Dieser Ort liegt ganz in der Nähe der Hauptstadt, aber nicht in ihr selbst. Er ist eine Oase der Ruhe inmitten des Großstadttrubels. Wie kann so eine erstklassige Lage nur ein Auktionshaus sein?
„Der Kaiserliche Sternenpavillon unterhält Auktionshäuser in aller Welt. Hier gibt es viele seltsame Dinge zu handeln, und man kann sich auch einen Pass nach Zhongzhou besorgen.“ Es ist verständlich, dass Dongfang Ningxin das nicht wusste, aber Xue Tian'ao konnte es unmöglich nicht wissen, da sich all dies innerhalb des Tianyao-Reiches abspielte.
"Brauche ich einen Pass, um nach Zhongzhou zu reisen?", fragte Dongfang Ningxin verwirrt und wirkte dabei ziemlich unwissend.

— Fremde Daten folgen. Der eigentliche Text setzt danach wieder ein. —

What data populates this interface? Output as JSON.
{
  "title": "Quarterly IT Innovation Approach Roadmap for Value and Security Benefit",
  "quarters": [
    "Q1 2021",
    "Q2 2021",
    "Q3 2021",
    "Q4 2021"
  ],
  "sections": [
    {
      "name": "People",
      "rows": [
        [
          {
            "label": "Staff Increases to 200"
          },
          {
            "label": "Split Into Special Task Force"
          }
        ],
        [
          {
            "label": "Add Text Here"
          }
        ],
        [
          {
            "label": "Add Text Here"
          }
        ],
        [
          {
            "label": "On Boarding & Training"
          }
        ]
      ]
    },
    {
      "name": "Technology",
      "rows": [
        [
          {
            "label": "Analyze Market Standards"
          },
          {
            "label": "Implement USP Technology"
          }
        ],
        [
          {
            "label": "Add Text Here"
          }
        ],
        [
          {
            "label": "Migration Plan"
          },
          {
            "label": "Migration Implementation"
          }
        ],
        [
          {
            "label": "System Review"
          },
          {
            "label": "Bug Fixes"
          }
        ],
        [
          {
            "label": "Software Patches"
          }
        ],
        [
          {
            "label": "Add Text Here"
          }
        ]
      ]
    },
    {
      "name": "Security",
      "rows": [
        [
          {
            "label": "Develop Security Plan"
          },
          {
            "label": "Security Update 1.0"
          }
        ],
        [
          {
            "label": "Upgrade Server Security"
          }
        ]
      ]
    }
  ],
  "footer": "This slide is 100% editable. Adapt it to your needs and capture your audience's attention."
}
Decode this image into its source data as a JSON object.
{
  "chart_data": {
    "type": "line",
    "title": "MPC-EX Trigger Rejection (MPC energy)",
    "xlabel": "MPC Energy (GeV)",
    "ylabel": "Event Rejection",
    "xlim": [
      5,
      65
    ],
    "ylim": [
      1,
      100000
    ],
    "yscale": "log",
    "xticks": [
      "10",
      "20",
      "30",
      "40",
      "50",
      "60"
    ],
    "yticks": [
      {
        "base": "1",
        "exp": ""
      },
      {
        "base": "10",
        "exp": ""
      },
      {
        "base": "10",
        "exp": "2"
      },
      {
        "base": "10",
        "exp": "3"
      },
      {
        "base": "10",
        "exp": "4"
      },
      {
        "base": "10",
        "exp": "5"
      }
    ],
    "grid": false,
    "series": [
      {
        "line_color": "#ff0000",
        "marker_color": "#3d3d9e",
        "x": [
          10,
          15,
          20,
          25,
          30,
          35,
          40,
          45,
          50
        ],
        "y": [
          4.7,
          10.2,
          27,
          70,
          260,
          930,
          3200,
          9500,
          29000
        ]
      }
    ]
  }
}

Xue Tian'ao nickte ruhig; er hatte dies Dongfang Ningxin absichtlich verschwiegen. „Ohne wahres Qi auf königlichem Niveau und ausreichenden Reichtum solltest du nicht einmal daran denken, nach Zhongzhou zu reisen. Außerdem ist in Zhongzhou vieles anders als in Tianyao, daher musst du dich gut vorbereiten, bevor du aufbrichst.“
„Verstehe.“ Dongfang Ningxin nickte und folgte Xue Tian'ao zum Auktionshaus des Kaiserlichen Sterns. Sobald sie das Auktionshaus betraten, sahen sie zwei verführerische Frauen in eng anliegenden, hüfthohen Kleidern auf sich zukommen.
„Eure Exzellenz, sind Sie zum ersten Mal hier?“ Die Stimme der Frau war außergewöhnlich betörend und verführerisch, mit einem einzigartigen, provokanten Unterton, der ein unerträgliches Kribbeln im Herzen verursachte. Während sie sich bewegten und sprachen, schwangen die üppigen Brüste vor Xue Tian'ao und Dongfang Ningxin... Dongfang Ningxin stand hinter Xue Tian'ao und betrachtete die Frau mit einem kalten Lächeln.
Natürlich war sie nur da, um Xue Tian'ao zu verführen. Sie hatte kein Interesse daran, Dongfang Ningxin oder die anderen beiden Frauen zu reizen. Schließlich war Dongfang Ningxin eindeutig ein unreifes Kind, während Xue Tian'ao unbestreitbar männlich und ein Meister war. Wenn sie die Lieblingskonkubine eines so mächtigen Mannes werden könnten, würden ihre guten Zeiten beginnen…
Xue Tian'ao schien die offenkundige Versuchung nicht zu bemerken. Frauen waren ihm gleichgültig, und außerdem waren die beiden Frauen vor ihm zwar schön, aber viel zu verführerisch. Solche minderwertigen „Güter“ waren seiner Beachtung nicht würdig. Kalt reichte er eine goldene Karte aus seinem Ärmel. Die Karte wies ein Muster auf, das darauf hindeutete, dass sie die Anfangsstufe eines Ehrwürdigen darstellte.
„Ah, Exzellenz.“ Als die beiden Frauen die goldene Karte sahen, die Xue Tian'ao ihnen überreichte, spiegelten ihre Blicke nicht nur Bewunderung und Sehnsucht, sondern auch einen Hauch von Verehrung wider. Nur wer den Rang eines Ehrwürdigen erreicht oder übertrifft, gilt als stark, und starke Menschen werden überall verehrt.
„Eure Exzellenz, bitte hier entlang. Ihr VIP-Platz ist hier.“ Die beiden Frauen führten Xue Tian'ao und Dongfang Ningxin sogleich in ein luxuriöses kleines Zimmer, von dem aus man einen Panoramablick auf die riesige Auktionshalle hatte.
Dongfang Ningxin und Xue Tian'ao nahmen anmutig Platz. Nachdem sie Platz genommen hatten, traten die beiden anmutigen Empfangsdamen erneut vor und fragten sie mit leiser Stimme.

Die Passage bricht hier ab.